It can’t can’t read the SMART data. I have the drive connected with a USB adapter to my laptop. (I’m using the drive to store backup copies of old family records, photos, videos, etc. in a safe).

I read in other threads it could be the USB adapter causing that issue. Do I need to worry about it? Any other way to check that?

I just started chkdsk /r. Good idea?

Again, backup copy. So I can confirm all the data is there using xcopy.

Side note, I still love xcopy after so many years and version of Windows. Very reliable backup / copy app. I use:

C:\WINDOWS\system32\xcopy.exe C:<Folder>\*.* /s F:<Folder>\ /d /c /i /j /y /h /e

It copies only files new or updated files not on the target drive. And it never crashes. Sweet!

Thank you.

If I don’t have a memory leak, some SMART programs are able to read from USB. Again if I don’t have a memory leak,  HDD Scan should be able to read SMART data through USB.

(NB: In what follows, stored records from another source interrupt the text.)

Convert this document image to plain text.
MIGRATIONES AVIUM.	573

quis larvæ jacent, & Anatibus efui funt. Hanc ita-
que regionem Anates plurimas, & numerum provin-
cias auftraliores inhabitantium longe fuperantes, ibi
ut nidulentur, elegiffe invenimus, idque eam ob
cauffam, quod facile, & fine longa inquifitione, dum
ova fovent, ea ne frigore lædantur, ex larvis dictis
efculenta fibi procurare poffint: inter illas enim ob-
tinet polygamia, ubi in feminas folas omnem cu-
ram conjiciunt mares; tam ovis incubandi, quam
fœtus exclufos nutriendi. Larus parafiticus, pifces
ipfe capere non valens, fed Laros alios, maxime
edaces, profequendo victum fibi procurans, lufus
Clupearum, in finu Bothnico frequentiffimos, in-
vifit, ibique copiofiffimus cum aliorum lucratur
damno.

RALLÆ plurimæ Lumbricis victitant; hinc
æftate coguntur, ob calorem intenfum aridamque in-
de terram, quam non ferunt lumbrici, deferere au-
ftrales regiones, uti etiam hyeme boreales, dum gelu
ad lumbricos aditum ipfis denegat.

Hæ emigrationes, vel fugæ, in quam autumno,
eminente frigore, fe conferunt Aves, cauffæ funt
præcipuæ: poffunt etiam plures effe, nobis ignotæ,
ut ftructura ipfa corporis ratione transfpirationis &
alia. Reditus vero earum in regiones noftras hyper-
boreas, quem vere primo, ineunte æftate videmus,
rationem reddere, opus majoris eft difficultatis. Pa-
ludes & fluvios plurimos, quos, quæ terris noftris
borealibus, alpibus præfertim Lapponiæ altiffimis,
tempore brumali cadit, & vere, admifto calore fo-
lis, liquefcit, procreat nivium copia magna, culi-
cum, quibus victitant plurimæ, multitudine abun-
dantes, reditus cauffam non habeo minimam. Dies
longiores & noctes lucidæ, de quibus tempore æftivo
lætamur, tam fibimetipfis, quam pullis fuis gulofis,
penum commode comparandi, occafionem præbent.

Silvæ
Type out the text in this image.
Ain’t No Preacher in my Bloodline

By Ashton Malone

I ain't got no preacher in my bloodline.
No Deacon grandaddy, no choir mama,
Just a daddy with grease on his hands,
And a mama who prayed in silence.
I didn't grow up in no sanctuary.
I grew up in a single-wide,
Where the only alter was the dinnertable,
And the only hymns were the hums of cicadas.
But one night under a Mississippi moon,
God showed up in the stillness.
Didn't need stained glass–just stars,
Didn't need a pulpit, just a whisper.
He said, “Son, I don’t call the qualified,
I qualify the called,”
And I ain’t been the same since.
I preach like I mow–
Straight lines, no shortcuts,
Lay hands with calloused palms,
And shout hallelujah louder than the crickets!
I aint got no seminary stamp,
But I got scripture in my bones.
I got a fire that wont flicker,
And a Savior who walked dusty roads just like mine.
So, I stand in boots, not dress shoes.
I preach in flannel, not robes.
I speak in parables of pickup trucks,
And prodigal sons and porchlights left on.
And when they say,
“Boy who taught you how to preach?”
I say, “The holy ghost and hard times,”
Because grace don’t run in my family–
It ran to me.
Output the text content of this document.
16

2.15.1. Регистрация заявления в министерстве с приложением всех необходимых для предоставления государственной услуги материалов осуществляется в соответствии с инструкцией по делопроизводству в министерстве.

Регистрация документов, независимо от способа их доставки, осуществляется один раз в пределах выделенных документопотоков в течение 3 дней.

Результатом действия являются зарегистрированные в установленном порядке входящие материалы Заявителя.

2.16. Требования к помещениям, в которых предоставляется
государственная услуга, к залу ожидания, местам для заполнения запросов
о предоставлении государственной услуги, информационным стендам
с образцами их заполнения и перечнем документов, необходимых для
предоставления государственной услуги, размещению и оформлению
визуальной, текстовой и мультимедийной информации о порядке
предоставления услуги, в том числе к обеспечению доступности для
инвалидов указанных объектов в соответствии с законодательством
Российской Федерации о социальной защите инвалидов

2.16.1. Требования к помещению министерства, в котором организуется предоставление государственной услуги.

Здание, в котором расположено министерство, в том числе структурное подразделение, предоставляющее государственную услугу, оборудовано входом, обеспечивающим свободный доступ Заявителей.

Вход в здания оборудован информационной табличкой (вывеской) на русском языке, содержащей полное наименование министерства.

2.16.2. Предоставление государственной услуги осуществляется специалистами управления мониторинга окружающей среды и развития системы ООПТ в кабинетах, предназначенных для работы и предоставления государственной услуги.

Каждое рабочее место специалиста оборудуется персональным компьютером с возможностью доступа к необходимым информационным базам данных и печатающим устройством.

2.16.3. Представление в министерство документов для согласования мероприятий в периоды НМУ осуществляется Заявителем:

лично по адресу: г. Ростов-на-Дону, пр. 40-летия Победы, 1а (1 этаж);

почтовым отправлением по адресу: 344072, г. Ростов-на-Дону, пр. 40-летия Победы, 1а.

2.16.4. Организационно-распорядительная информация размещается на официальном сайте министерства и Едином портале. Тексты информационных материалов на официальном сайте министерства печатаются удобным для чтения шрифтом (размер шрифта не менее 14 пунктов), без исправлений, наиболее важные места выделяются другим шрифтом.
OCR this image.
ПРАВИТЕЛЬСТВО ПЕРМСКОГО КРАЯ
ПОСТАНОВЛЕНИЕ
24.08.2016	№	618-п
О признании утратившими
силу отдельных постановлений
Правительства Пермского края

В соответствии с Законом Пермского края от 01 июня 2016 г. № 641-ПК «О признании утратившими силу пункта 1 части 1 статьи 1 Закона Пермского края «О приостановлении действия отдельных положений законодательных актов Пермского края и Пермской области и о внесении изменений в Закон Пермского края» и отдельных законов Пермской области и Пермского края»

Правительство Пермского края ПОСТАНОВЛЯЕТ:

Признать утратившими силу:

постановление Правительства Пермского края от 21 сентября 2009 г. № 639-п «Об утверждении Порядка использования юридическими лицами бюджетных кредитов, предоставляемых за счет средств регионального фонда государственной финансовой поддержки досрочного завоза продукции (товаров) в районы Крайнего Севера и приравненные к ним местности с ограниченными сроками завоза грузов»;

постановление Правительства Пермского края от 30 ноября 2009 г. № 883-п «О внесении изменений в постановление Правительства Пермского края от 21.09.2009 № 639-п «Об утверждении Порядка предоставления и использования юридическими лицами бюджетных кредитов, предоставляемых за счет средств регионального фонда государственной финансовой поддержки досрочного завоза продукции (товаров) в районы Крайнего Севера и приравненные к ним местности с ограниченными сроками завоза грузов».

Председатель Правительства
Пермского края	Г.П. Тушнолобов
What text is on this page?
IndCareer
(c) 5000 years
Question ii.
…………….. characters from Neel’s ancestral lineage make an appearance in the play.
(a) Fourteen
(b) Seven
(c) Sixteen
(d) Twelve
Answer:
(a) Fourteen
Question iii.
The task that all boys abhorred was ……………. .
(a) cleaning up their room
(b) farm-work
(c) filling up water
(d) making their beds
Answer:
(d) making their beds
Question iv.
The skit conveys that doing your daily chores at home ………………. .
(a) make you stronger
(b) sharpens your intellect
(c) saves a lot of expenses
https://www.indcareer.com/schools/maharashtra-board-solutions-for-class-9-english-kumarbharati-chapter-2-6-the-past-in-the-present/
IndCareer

If the bad sectors only happen at the end the disk, I doubt it’s cable related.

Any other way to check that?

Bring it over to a friend who has a desktop computer and try read the SMART from there? Make sure the computer is clean from malwares though.

I would recomend using a desktop and connect the drive to a sata port.

it seems that your driveis dying… backup backup backup… hard drives can die even on a safe… backup to at least another drive

Try hard disk sentinel its a very good program

Data recovery professionals will tell you that running CHKDSK in repair mode against a drive with head or media problems is a bad idea. It will just make problems worse. Instead they recommend that such a drive be cloned, sector by sector with a tool such as ddrescue that understands how to work with bad media.

BTW, I like XCOPY as well. I remember the switches by way of the acronym, “RICHKEY”.